By Kevin Chen  /  Staff reporter

Wed, Feb 13, 2013 - Page 5

Moves by Taiwan’s governing as well as opposition parties to reform the nation’s pension system are “credit positive” to the nation’s sovereign credit rating, Moody’s analysts said.

However, it is very possible that any final pension reform bill will be “watered down significantly,” as the current proposals meet with strong dissent from all fronts, the ratings agency said in a recent report.

On Jan. 30, both the Chinese Nationalist Party (KMT) government and the main opposition Democratic Progressive Party (DPP) presented their respective reform proposals in the face of a growing public outcry over the health of the national pension system.

The proposals — which aim to keep the ailing pension system afloat by lowering the payout for private-sector employees and civil servants, while readjusting contributions from private-sector workers, civil servants and the government — are expected to be sent to the legislature for review as soon as April.

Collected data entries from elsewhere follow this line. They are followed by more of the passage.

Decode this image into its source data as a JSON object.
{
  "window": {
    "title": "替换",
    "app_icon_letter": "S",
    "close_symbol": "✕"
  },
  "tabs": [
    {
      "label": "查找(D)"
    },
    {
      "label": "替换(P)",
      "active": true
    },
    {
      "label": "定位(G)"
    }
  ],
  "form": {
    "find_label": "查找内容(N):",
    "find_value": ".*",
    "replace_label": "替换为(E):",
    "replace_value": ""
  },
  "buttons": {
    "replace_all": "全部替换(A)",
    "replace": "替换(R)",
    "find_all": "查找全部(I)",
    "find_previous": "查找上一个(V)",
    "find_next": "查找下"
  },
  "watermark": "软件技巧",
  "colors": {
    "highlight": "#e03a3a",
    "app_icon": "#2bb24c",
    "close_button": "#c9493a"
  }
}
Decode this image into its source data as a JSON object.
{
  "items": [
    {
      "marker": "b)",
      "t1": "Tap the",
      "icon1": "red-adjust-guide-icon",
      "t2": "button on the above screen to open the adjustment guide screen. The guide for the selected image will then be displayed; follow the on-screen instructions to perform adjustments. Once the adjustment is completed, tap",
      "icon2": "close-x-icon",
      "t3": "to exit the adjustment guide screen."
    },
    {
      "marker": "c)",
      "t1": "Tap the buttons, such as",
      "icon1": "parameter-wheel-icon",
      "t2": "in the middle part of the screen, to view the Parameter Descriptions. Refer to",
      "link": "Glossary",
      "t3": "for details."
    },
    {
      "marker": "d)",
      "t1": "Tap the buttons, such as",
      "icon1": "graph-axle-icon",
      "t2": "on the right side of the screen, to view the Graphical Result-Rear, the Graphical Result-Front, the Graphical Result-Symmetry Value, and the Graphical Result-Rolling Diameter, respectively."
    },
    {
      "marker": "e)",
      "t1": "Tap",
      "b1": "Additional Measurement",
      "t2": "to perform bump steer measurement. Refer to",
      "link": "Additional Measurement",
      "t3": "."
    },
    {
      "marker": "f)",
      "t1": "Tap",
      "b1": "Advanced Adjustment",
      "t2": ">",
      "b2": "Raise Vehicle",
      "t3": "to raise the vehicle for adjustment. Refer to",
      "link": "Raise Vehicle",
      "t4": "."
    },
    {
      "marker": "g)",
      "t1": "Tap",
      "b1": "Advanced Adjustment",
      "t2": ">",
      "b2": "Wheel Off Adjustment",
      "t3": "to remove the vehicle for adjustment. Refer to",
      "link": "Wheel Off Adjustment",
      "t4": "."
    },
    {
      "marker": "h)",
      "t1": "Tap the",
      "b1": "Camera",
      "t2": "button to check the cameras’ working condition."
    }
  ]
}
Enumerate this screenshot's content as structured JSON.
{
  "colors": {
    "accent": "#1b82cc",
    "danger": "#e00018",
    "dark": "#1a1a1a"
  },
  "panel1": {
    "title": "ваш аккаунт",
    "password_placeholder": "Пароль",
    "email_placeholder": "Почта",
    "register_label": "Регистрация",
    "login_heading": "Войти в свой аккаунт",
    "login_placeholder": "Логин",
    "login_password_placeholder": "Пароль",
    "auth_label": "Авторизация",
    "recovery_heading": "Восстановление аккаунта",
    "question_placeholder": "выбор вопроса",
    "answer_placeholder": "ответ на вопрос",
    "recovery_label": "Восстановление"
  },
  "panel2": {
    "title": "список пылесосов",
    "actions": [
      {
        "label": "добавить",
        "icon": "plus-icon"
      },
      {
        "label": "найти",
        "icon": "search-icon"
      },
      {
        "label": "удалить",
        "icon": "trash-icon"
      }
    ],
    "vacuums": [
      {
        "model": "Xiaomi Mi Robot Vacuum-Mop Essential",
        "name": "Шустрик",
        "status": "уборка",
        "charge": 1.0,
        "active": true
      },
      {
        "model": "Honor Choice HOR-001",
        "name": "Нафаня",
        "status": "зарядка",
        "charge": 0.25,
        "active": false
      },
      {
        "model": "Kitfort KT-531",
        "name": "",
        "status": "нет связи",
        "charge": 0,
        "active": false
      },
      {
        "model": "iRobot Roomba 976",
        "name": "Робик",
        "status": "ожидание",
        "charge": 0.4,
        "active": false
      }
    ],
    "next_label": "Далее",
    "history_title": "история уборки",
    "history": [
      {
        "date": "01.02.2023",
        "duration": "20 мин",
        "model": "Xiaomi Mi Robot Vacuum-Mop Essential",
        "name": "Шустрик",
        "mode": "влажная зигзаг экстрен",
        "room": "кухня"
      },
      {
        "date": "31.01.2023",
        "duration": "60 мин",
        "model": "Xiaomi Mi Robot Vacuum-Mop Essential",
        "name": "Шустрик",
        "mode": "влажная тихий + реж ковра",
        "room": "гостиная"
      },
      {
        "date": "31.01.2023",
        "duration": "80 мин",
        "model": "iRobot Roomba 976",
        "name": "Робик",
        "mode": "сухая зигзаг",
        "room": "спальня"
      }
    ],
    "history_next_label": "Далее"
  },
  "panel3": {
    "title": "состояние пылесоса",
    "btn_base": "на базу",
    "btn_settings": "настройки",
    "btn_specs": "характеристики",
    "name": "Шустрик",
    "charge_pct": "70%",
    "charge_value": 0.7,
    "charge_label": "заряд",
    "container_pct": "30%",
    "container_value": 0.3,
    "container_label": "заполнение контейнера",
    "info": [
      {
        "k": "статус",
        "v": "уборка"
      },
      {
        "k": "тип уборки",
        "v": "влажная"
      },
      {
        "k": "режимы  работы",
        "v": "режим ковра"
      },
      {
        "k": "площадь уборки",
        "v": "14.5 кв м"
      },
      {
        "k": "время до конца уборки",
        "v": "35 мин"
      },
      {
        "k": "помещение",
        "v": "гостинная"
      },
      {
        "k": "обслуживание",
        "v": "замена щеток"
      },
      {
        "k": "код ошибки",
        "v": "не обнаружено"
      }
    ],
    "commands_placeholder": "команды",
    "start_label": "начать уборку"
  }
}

“Progress with pension reform would be credit positive for Taiwan and help to ease fiscal pressures,” Steffen Dyck and David Erickson, analysts at Moody’s Investors Service Singapore Pte Ltd, said in a report on Feb. 4.

Moody’s currently offers Taiwan with “Aa3” foreign and local currency sovereign ratings, the fourth-highest investment grade, with a stable country outlook.

The agency said Taiwan’s population has been rapidly aging in recent years, which raises pension costs and adds to the strains on public finances.

“Taiwan’s underfunded pension system comes on top of a fiscal position that has shown strains. The general government fiscal deficit has averaged 2 percent of GDP over the past 10 years, and general government debt has increased to 44 percent in 2012 from 27 percent of GDP in 2000,” Dyck and Erickson said.

According to statistics provided by the Ministry of the Interior, as of the end of last year, nearly 11.2 percent of the nation’s citizens were aged 65 and above, or around 2.6 million people.

The Council for Economic Planning and Development has predicted the ratio will rise to 14 percent — the UN benchmark of an aged society — by 2018 and climb further to 20 percent by 2025.

Facing the pressures exerted by the rapidly aging population, declining birth rate and difficult public finances, both the KMT and DPP have identified maintaining financial stability of the pension system as a matter of urgency, even though there are still obvious differences in their plans concerning pension payouts, contributions from employees, income replacement rates and pension premiums.

Nonetheless, Moody’s said the differences between the KMT and DPP proposals pointed to a consensus on national interests by the two political parties that may prove constructive in the long run.

“The fact that both the KMT and the DPP are drafting reform proposals is positive and highlights political consensus that something needs to be done to fix the flawed system,” Dyck and Erickson said.